Elsa Leydier is a photographer. A 2015 graduate of the École Nationale Supérieure de la Photographie d'Arles (ENSP), she has developed a documentary and artistic practice focused on environmental upheavals in South America. What sets her work apart is that she does not photograph the disaster itself, but rather creates an image that forces the viewer to question their visual assumptions.
Her images are instantly recognizable: colors saturated beyond reality, distorted perspectives, and reimagined versions of familiar landscapes that suddenly seem unreal. This visual vocabulary, deliberately pop and luminous, is a strategy: by subverting the expected image of South American nature, Elsa Leydier forces the viewer to pause, to doubt, to search for what is amiss. It is in this discomfort that the power of her ecological message lies.
This work moves between Brazil and France, documenting threatened ecosystems—forests, coastal areas, and mining sites—while maintaining an aesthetic distance that eschews pathos in favor of unsettling the viewer.

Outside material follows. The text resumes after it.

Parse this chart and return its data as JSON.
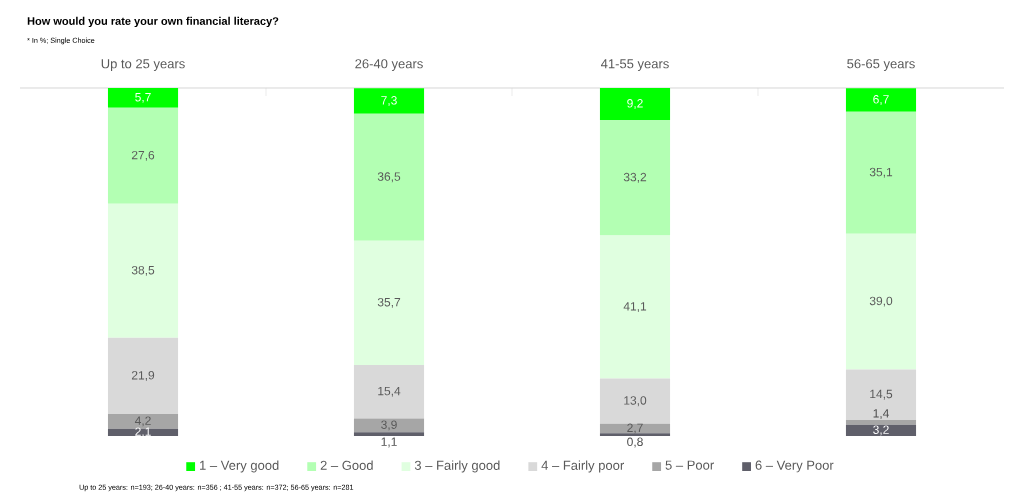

Elsa Leydier is the recipient of the Maison Ruinart Prize and the Dior Prize for Young Photographers, two of the most prestigious awards in contemporary photography in France. She is also a finalist for the HSBC Photography Prize. Her work has been exhibited at the Rencontres d'Arles, the Bibliothèque François Mitterrand (BnF), BOZAR in Brussels, the Institut Français in Beijing, and in international private collections, including that of Maison Ruinart.
Using saturated colors and surreal perspectives, she deliberately blurs the boundaries between the real and the imaginary, prompting viewers to question their own convictions and beliefs. Her work is a call to deconstruct and reconstruct our understanding of the world, confronting us with different forms of reality.